Michel Casabonne, éleveur laitier à Buzy-en-Béarn (Pyrénées-Atlantiques) est président de la filière lait pour la Nouvelle- Aquitaine. Depuis le salon de l’agriculture de Bordeaux, il alerte: sans une intervention politique forte, les éleveurs laitiers vont vers le déclin et ne parviendront pas à convaincre les jeunes générations de reprendre leurs exploitations.
@qui!: Les jeunes qui préparent un projet d’installation en agriculture s’orientent aujourd’hui plus volontiers vers la production de lait de chèvres que vers le lait de vaches. Pourquoi cette évolution ?
M.C.: Il y a d’abord un élément technique : l’élevage de chèvres impose un peu moins de contraintes en besoin de surfaces. Mais il y a aussi un passé de quinze années de crises laitières successives qui n’encourage pas les vocations.
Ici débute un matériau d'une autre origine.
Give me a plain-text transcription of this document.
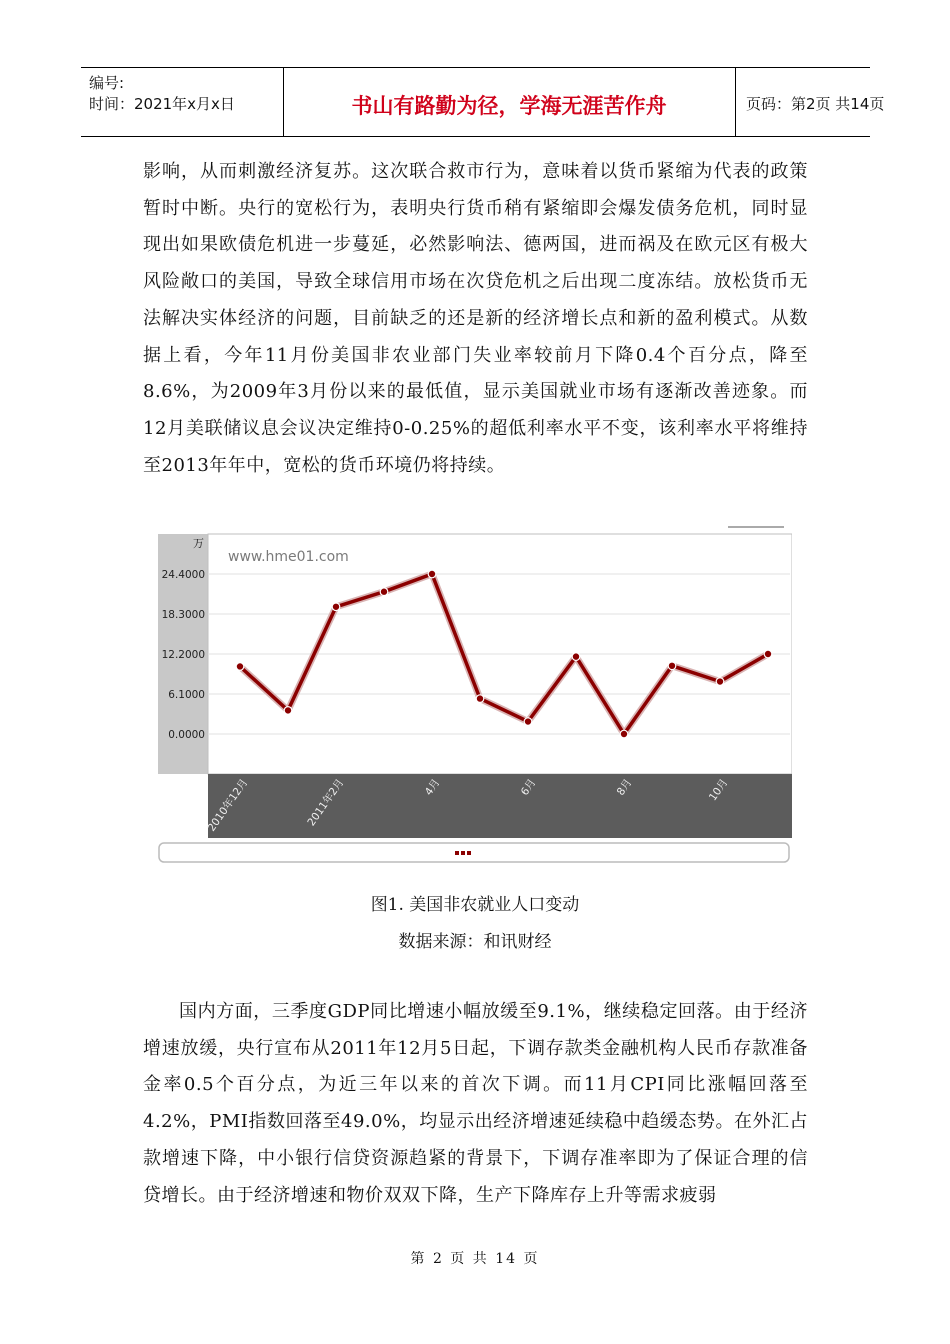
编号:
时间：2021年x月x日	书山有路勤为径，学海无涯苦作舟	页码：第2页 共14页
影响，从而刺激经济复苏。这次联合救市行为，意味着以货币紧缩为代表的政策暂时中断。央行的宽松行为，表明央行货币稍有紧缩即会爆发债务危机，同时显现出如果欧债危机进一步蔓延，必然影响法、德两国，进而祸及在欧元区有极大风险敞口的美国，导致全球信用市场在次贷危机之后出现二度冻结。放松货币无法解决实体经济的问题，目前缺乏的还是新的经济增长点和新的盈利模式。从数据上看，今年11月份美国非农业部门失业率较前月下降0.4个百分点，降至8.6%，为2009年3月份以来的最低值，显示美国就业市场有逐渐改善迹象。而12月美联储议息会议决定维持0-0.25%的超低利率水平不变，该利率水平将维持至2013年年中，宽松的货币环境仍将持续。
万
www.hme01.com
24.4000
18.3000
12.2000
6.1000
0.0000
2010年12月	2011年2月	4月	6月	8月	10月
图1. 美国非农就业人口变动
数据来源：和讯财经
国内方面，三季度GDP同比增速小幅放缓至9.1%，继续稳定回落。由于经济增速放缓，央行宣布从2011年12月5日起，下调存款类金融机构人民币存款准备金率0.5个百分点，为近三年以来的首次下调。而11月CPI同比涨幅回落至4.2%，PMI指数回落至49.0%，均显示出经济增速延续稳中趋缓态势。在外汇占款增速下降，中小银行信贷资源趋紧的背景下，下调存准率即为了保证合理的信贷增长。由于经济增速和物价双双下降，生产下降库存上升等需求疲弱
第 2 页 共 14 页
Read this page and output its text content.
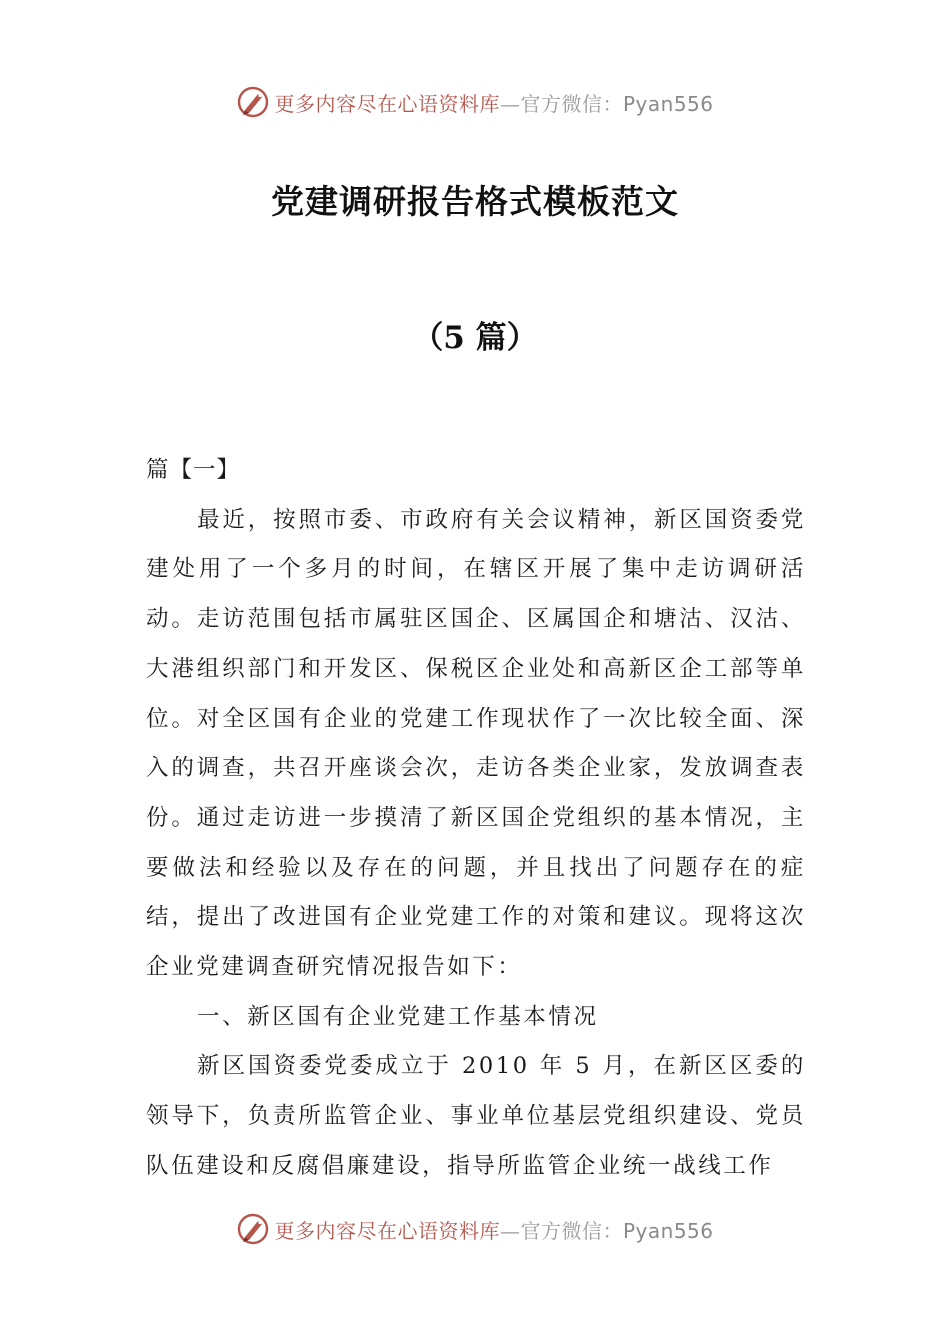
更多内容尽在心语资料库—官方微信：Pyan556
党建调研报告格式模板范文
（5 篇）

篇【一】

最近，按照市委、市政府有关会议精神，新区国资委党建处用了一个多月的时间，在辖区开展了集中走访调研活动。走访范围包括市属驻区国企、区属国企和塘沽、汉沽、大港组织部门和开发区、保税区企业处和高新区企工部等单位。对全区国有企业的党建工作现状作了一次比较全面、深入的调查，共召开座谈会次，走访各类企业家，发放调查表份。通过走访进一步摸清了新区国企党组织的基本情况，主要做法和经验以及存在的问题，并且找出了问题存在的症结，提出了改进国有企业党建工作的对策和建议。现将这次企业党建调查研究情况报告如下：

一、新区国有企业党建工作基本情况

新区国资委党委成立于 2010 年 5 月，在新区区委的领导下，负责所监管企业、事业单位基层党组织建设、党员队伍建设和反腐倡廉建设，指导所监管企业统一战线工作

更多内容尽在心语资料库—官方微信：Pyan556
Les coûts ont été revalorisés mais les charges ont suivi le même rythme. La situation reste toujours aussi tendue. C’est pourquoi la filière lait a encore besoin d’un véritable plan de restructuration sinon on va vers le déclin inexorable de la filière lait bovin.
@!: Comment la filière répond-t-elle aux besoins de consommation ?
M.C.: On ne produit qu’un litre sur deux consommés. L’autre litre est importé. Ça montre que si les moyens nous sont donnés, on a la capacité de développer massivement. Mais nous sommes confrontés à une grosse difficulté de renouvellement des générations. Si on élargit le champ des soutiens, au moins ce sera plus motivant pour les jeunes qui envisagent de s’installer ou reprendre un élevage. C’est le deuxième pilier de la PAC qui doit nous aider à négocier ce virage. Le soutien au bien-être animal c’est bien. Le soutien au bien-être des éleveurs c’est peut-être important d’y consacrer quelques efforts aussi.
@!: Pour rédiger cet accompagnement politique, on en est encore au stade de la page blanche ?
M.C.: Elle n’est plus complètement blanche mais il y a encore beaucoup à écrire. Il faut être lucide : la sortie des quotas laitiers a été mal négociée et c’est aujourd’hui la racine de notre problème. D’autant plus exacerbé dans une région comme la nôtre où la production repose essentiellement sur un modèle de fermes familiales mises en concurrence avec les pays d’Europe du Nord qui pratiquent une production sur une dimension industrielle. D’une manière générale, nous subissons des différences de réglementation sociale, fiscale ou environnementale qui nous défavorisent. Pour affirmer nos positions, il nous faut une politique laitière digne de ce nom notamment de la part de la Région qui a la compétence agriculture.
@!: La Région Nouvelle-Aquitaine revendique déjà une politique agricole ambitieuse. Le lait n’est pas concerné ?
M.C: Il nous manque un plan d’envergure. On ne peut pas se contenter de faire semblant avec un peu de bio et un peu de haute valeur environnementale. ll nous faut des mesures de soutien et aussi un allègement de certaines contraintes administratives. Aujourd’hui pour réaliser une retenue pour capter l’eau qui tombe du ciel, il y a beaucoup moins de contraintes en Espagne qu’en France. Et pourtant ces investissements sont utiles pour le bien-être animal et l’adaptation climatique. Et qu’on ne vienne pas nous dire que nous ne sommes pas prêts à nous adapter: dans les années 50, il y a avait moins de 50 millions d’habitants dans ce pays; aujourd’hui on est à 65 millions et on parvient toujours à nourrir la population. Sans compter le rôle de l’élevage pour maintenir de la vie dans les campagnes et modeler les paysages.